Ikonen-Museum der Stadt Frankfurt - Stiftung Dr. Schmidt-Voigt

 















 

 

Dr. Jörgen Schmidt-Voigt. Der Stifter des Ikonen-Museums

Im Jahr 1964 machte Jörgen Schmidt-Voigt eine Entdeckung aus der eine große Leidenschaft erwuchs: Alexej I., damals Patriarch von Russland, hatte ihn eben durch das Kloster Sagorsk geführt. Da fiel der Blick des bekannten Herzspezialisten auf eine Ikone, die ihn tief bewegte. Sie zeigte die Gottesmutter, die neben dem Bett eines kranken Klerikers steht und ihn aus ihrer entblößten Brust Milch auf das Gesicht spritzt. Die "Heilung eines Klerikers" faszinierte den Arzt aus dem Westen. Alexej I. bemerkte das und er schenkte dem bekannten Mediziner die Ikone. Dieses Erlebnis markiert den Beginn der Sammlerleidenschaft von Jörgen Schmidt-Voigt sein.

Ikone und Medizin

Schmidt-Voigt sammelte in den folgenden Jahrzehnten fast 1000 Ikonen und schrieb mehrere Bücher über die Ikonen. Sein besonderes Augenmerk richtete der ehemalige Chefarzt am Kreiskrankenhaus in Eppstein und später in Bad Soden auf die Verbindung von Medizin und Ikone. Tatsächlich stecken die religiösen Darstellungen der Ikone voller medizinischer Themen. Die Palette reicht von Krankheiten über Kinderlosigkeit und Geburt bis hin zu Transplantationen und psychischen Erkrankungen.

"Ihr sollt nicht Gold noch Silber noch Kupfer in euren Gürteln haben"

Besonders beeindruckt haben den Arzt auch die Anargyroi, die Geldverächter, jene frühchristlichen Ärzte für die das im Matthäus-Evangelium überlieferte Gebot Jesus galt: "Macht Kranke gesund, weckt Tote auf, reinigt Aussätzige, treibt böse Geister aus. Ihr sollt nicht Gold noch Silber noch Kupfer in euren Gürteln haben."Auch Schmidt-Voigt wollte sein Helfen in erster Linie als Akt der Nächstenliebe verstanden wissen. Von vielen seiner russischen Patienten nahm er kein Geld. Manch einer schenkte ihm aber zum Dank eine Ikone, so etwa der russische Maler Ilja Glasunov, der ihm den Hl. Christophoros Kynokephalos und die Lobpreisung der Gottesmutter anvertraute. Die Sammlung des Herzspezialisten wuchs stetig an. Auch durch den gezielten Ankauf des Arztes. Dieser Erwerb habe ihn vor "unredlichem Leben in Saus und Braus, vor Alkohol und Zigaretten, vor dem Häus´chen in Tessin" beschützt, sagt Schmidt-Voigt heute etwas verschmitzt.
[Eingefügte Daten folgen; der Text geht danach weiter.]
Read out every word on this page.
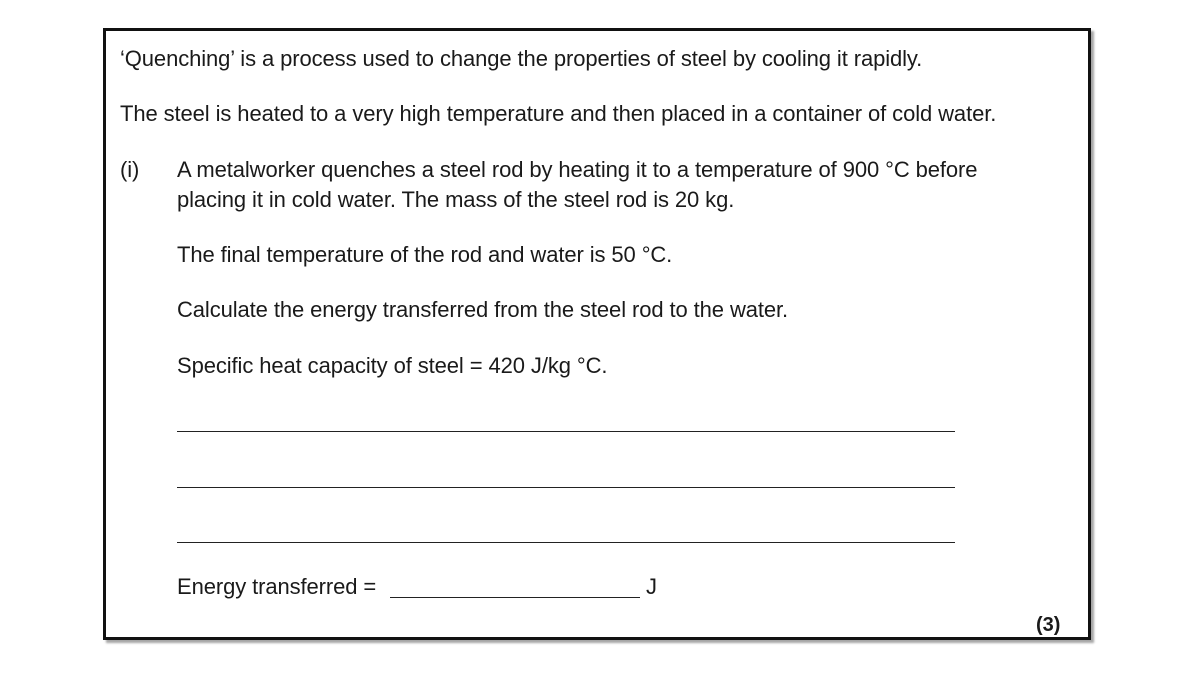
‘Quenching’ is a process used to change the properties of steel by cooling it rapidly.
The steel is heated to a very high temperature and then placed in a container of cold water.
(i) A metalworker quenches a steel rod by heating it to a temperature of 900 °C before
placing it in cold water. The mass of the steel rod is 20 kg.
The final temperature of the rod and water is 50 °C.
Calculate the energy transferred from the steel rod to the water.
Specific heat capacity of steel = 420 J/kg °C.
Energy transferred =	J
(3)
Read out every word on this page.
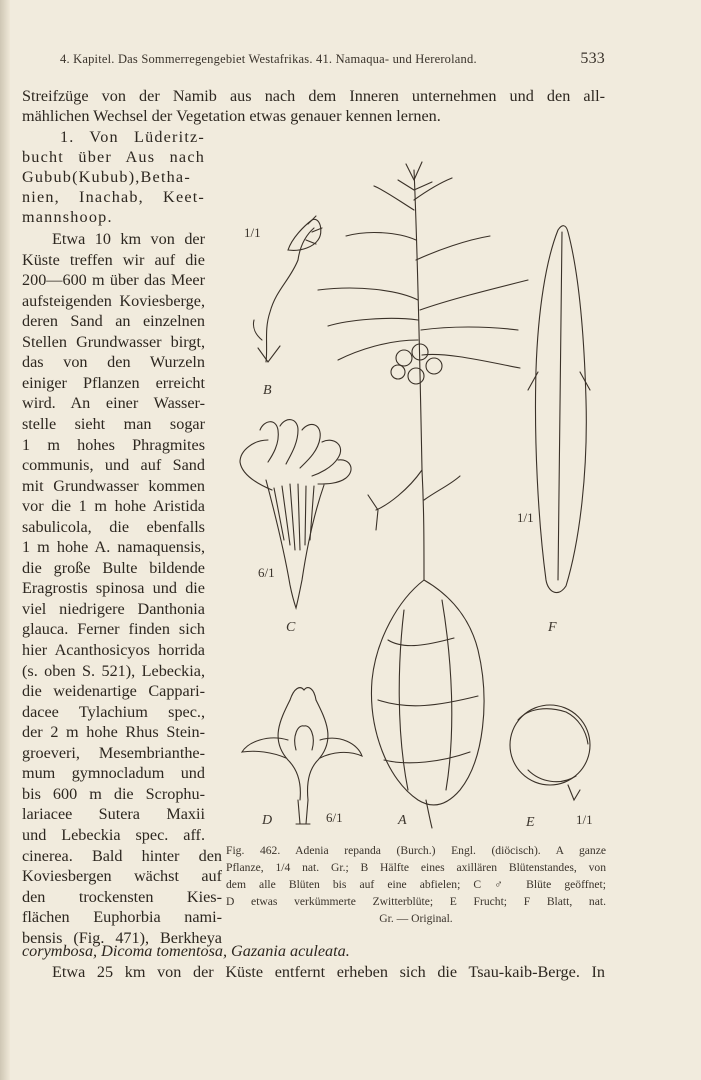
4. Kapitel. Das Sommerregengebiet Westafrikas. 41. Namaqua- und Hereroland.	533
Streifzüge von der Namib aus nach dem Inneren unternehmen und den all-
mählichen Wechsel der Vegetation etwas genauer kennen lernen.
1. Von Lüderitz-
bucht über Aus nach
Gubub(Kubub),Betha-
nien, Inachab, Keet-
mannshoop.
Etwa 10 km von der
Küste treffen wir auf die
200—600 m über das Meer
aufsteigenden Koviesberge,
deren Sand an einzelnen
Stellen Grundwasser birgt,
das von den Wurzeln
einiger Pflanzen erreicht
wird. An einer Wasser-
stelle sieht man sogar
1 m hohes Phragmites
communis, und auf Sand
mit Grundwasser kommen
vor die 1 m hohe Aristida
sabulicola, die ebenfalls
1 m hohe A. namaquensis,
die große Bulte bildende
Eragrostis spinosa und die
viel niedrigere Danthonia
glauca. Ferner finden sich
hier Acanthosicyos horrida
(s. oben S. 521), Lebeckia,
die weidenartige Cappari-
dacee Tylachium spec.,
der 2 m hohe Rhus Stein-
groeveri, Mesembrianthe-
mum gymnocladum und
bis 600 m die Scrophu-
lariacee Sutera Maxii
und Lebeckia spec. aff.
cinerea. Bald hinter den
Koviesbergen wächst auf
den trockensten Kies-
flächen Euphorbia nami-
bensis (Fig. 471), Berkheya
corymbosa, Dicoma tomentosa, Gazania aculeata.
Etwa 25 km von der Küste entfernt erheben sich die Tsau-kaib-Berge. In
B
1/1
C
6/1
D	6/1	A	E	1/1
F
1/1
Fig. 462. Adenia repanda (Burch.) Engl. (diöcisch). A ganze
Pflanze, 1/4 nat. Gr.; B Hälfte eines axillären Blütenstandes, von
dem alle Blüten bis auf eine abfielen; C ♂ Blüte geöffnet;
D etwas verkümmerte Zwitterblüte; E Frucht; F Blatt, nat.
Gr. — Original.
Der Stadt Frankfurt die Sammlung vermacht


Das Jahr 1986 war ein Wendepunkt im Leben des Mediziners. Der Arzt erkrankte schwer. Kurz vor der entscheidenden Operation vermachte er seine Sammlung der Stadt Frankfurt, die die Exponate im neu gegründeten Ikonen-Museum ansiedelte. Heute ist nicht nur Schmidt-Voigt wohl auf, sondern auch das Museum. Zusammen mit der neuen Dauerleihgabe aus dem Berliner Skulpturensammlung und Museum für Byzantinische Kunst besitzt das Frankfurter Ikonen-Museum eine der hochwertigsten Ikonen-Sammlungen der westlichen Welt und kann damit seiner Aufgabe, nämlich Brückenschlag zwischen östlicher und westlicher Welt zu sein, in Zukunft noch besser nachkommen. Ganz im Sinne seines Stifters, der sich seine Liebe zu Russland und den Ikonen stets bewahrt hat. Ganz leicht ist ihm die Trennung von ihnen übrigens nicht gefallen. Und doch: die schönste Erinnerung an sie ist für den Stifter der Tag an dem sie im Ikonen-Museum der Öffentlichkeit zugänglich gemacht wurden.

 



akuell: Dr. Schmidt-Voigt hat den "Sergius von Radonesch Orden" erhalten.